CREATE TABLE event_consumers (
    event_id BIGINT,
    consumer_group TEXT,
    processed_at TIMESTAMPTZ,
    PRIMARY KEY (event_id, consumer_group)
);

Event replay? It’s just a SELECT:

SELECT * FROM events 
WHERE created_at > '2024-01-01' 
AND event_type = 'order.created'
ORDER BY id;

Retention policies? Partition by month:

CREATE TABLE events_2024_03 PARTITION OF events
FOR VALUES FROM ('2024-03-01') TO ('2024-04-01');

When You Actually Need Kafka

Sometimes you do need Kafka:

Throughput: Millions of events per second Multiple datacenters: Built-in geo-replication Stream processing: Complex windowing and joins Long retention: Keeping months of high-volume data Existing ecosystem: Your team already runs Kafka

But these are exceptional cases. Most applications process thousands of events per second at peak. They need reliability more than raw throughput.

The Implementation Path

Start simple:

Create the events table Publish events alongside your transactions Write a consumer loop with SKIP LOCKED Monitor with normal PostgreSQL tools

When you need more:

Add LISTEN/NOTIFY for lower latency Partition old events to archive tables Create materialized views for analytics Add read replicas for consumer scaling

The Real Win

The biggest advantage isn’t technical. It’s operational. Your team knows PostgreSQL. If not, it is much easier to learn, deploy and maintain. Your monitoring covers PostgreSQL. Your backups include PostgreSQL. When something goes wrong at 3am, you’re debugging familiar SQL, not deciphering consumer group rebalancing.

You write..

SELECT * FROM events WHERE processed_at IS NULL. 

Not..

kafka-consumer-groups --describe --group my-consumer --bootstrap-server localhost:9092.

Making the Choice

Next time someone suggests Kafka, ask these questions:

How many events per second? (Really?) Do we need multi-datacentre replication? Are we doing complex stream processing? Can we tolerate 100ms latency?
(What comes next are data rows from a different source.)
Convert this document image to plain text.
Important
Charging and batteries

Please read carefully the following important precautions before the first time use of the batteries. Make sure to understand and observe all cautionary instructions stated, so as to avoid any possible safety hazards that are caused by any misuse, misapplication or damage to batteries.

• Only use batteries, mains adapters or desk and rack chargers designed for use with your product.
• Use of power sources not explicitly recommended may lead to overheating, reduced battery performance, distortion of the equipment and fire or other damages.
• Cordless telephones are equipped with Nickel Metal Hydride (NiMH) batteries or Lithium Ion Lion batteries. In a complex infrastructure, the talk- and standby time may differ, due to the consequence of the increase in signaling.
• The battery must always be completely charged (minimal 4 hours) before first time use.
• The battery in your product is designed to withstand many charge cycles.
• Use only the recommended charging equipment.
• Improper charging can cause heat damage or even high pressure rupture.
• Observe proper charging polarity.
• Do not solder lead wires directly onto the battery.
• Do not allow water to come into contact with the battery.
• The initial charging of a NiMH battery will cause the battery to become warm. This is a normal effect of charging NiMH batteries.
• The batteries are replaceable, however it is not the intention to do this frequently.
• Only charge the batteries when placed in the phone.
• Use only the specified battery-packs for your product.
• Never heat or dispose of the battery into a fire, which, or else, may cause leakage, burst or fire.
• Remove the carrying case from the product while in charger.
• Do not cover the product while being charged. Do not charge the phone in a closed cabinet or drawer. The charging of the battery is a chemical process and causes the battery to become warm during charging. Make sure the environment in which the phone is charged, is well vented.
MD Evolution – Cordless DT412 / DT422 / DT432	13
If you’re answering “thousands”, “no”, “no”, and “yes” - congratulations. You don’t need Kafka. You need PostgreSQL.

This isn’t anti-Kafka. Kafka’s brilliant for the problems it solves. But those problems are rarer than we think. Most of us are building CRUD apps with some events on the side. PostgreSQL handles that beautifully.